The FBI scratched two of its Most Wanted terrorists off its list on New Years Day, courtesy of the CIA. Fahid Mohammed Ali Msalam and Sheikh Ahmed Salem Swedan, the al-Qaeda leaders indicted for the two 1998 embassy bombings in Tanzania and Kenya, reached room temperature after an air strike by the intelligence agency killed the pair in Pakistan:
Two top al Qaeda officials are believed dead following a New Year’s Day drone attack in northern Pakistan, ABC News has confirmed. U.S. officials said Fahid Mohammed Ali Msalam and Sheikh Ahmed Salem Swedan, both on the FBI’s most wanted terrorists list, were killed in the CIA strike.
Msalam, who also went by the alias Usama al-Kini, and Swedan were both from Kenya and were indicted in the Aug. 7, 1998 bombings of U.S. embassies in Tanzania and Kenya and for conspiring to kill U.S. citizens. …

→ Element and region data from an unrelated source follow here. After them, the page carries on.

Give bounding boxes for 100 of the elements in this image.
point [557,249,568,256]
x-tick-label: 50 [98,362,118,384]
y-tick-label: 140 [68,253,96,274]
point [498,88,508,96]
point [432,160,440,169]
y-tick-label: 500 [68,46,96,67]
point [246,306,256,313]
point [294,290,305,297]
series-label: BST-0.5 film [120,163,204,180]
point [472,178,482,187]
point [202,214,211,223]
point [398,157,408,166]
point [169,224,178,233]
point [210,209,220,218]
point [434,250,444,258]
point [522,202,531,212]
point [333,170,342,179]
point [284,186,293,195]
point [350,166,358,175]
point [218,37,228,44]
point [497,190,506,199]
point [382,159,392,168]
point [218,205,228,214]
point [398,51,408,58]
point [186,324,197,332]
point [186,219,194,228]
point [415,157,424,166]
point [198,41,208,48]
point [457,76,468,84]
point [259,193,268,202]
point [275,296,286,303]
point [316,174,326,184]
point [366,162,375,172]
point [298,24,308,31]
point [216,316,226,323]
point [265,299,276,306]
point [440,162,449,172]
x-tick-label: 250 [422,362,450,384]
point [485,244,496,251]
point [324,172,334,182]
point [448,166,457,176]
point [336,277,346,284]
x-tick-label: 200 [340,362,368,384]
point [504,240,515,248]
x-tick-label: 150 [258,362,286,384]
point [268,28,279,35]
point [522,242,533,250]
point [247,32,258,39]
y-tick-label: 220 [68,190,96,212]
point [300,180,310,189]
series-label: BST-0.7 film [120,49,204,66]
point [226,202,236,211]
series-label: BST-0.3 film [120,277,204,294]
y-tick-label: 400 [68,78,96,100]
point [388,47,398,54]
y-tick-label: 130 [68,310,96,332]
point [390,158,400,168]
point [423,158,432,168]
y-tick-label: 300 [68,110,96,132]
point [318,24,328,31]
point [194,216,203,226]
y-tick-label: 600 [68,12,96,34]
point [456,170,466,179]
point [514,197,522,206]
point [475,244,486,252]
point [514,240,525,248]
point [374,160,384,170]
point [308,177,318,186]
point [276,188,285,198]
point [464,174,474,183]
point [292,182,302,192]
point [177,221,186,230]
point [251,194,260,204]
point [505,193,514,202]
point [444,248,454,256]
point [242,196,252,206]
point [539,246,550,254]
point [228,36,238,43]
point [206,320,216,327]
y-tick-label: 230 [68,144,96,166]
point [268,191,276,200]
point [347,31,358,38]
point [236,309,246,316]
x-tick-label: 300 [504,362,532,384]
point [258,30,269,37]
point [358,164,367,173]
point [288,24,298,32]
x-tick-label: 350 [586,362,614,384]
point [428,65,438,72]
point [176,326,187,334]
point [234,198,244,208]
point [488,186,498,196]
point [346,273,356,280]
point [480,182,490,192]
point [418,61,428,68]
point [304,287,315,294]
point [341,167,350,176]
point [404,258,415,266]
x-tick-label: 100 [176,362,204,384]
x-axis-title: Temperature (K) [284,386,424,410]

John Kiriakou, a former CIA officer and ABC News consultant, described Msalam as “probably the single most prominent African member of al Qaeda” and a leader who known as a “logistics whiz.”
“He was very important in al Qaeda’s ability to coordinate and plan very complicated terrorist operations,” said Kiriakou, adding that the U.S. government had been looking for him “for a very long time.”
FBI spokesman Richard Kolko said in statement late Thursday that Msalam was believed to be the operations chief for al Qaeda in Pakistan. While he could not confirm Msalam’s alleged involvement in the September 2008 attack on the Marriott hotel in Islamabad, he said U.S. offficials reported Msalam was involved in attacks in Pakistan over the last year.
These two didn’t stay on the sidelines or rest on their poisonous laurels after the embassy bombings. They moved up to positions of power in AQ and conducted more attacks. It’s interesting to note, though, that their world shrunk considerably after 9/11. They moved from Africa to Pakistan and kept the scope of their operations within that nation. It could be that they wanted to move to the “home office”, as it were, but it appears more that they could not operate much outside of Pakistan and had to make the best of it.
Now they can’t operate at all, and AQ has even less resources to mount full-scale terrorist attacks outside of their shrinking world. Ayman al-Zawahiri issued a statement after the attack (but before it became public knowledge) that AQ would ensure that America doesn’t live in peace until Palestine is free of crusaders, but right now he has to be more worried about the CIA’s accuracy. People are talking, and AQ’s top ranks are dropping like flies.
Maybe the next bomb will find Zawahiri himself, or his psychopathic boss. We can only hope.
Update (AP): Iraq isn’t the only place where Obama’s job was made easier over the past year. From Roggio, a round-up of the tribal areas greatest recent hits:
Abu Laith al Libi, a senior military commander in Afghanistan, was killed in a strike in North Waziristan in January. Abu Sulayman Jazairi, al Qaeda’s external operations chief, was killed in a strike in Bajaur in March. Abu Khabab al Masri, al Qaeda’s weapons of mass destruction chief, and several senior members of his staff were killed in a strike in South Waziristan in July. Khalid Habib, the leader of al Qaeda’s paramilitary forces in the tribal Ares, was killed in North Waziristan in October. Abu Jihad al Masri, the leader of the Egyptian Islamic Group and member of al Qaeda’s top council, was also killed in North Waziristan this October.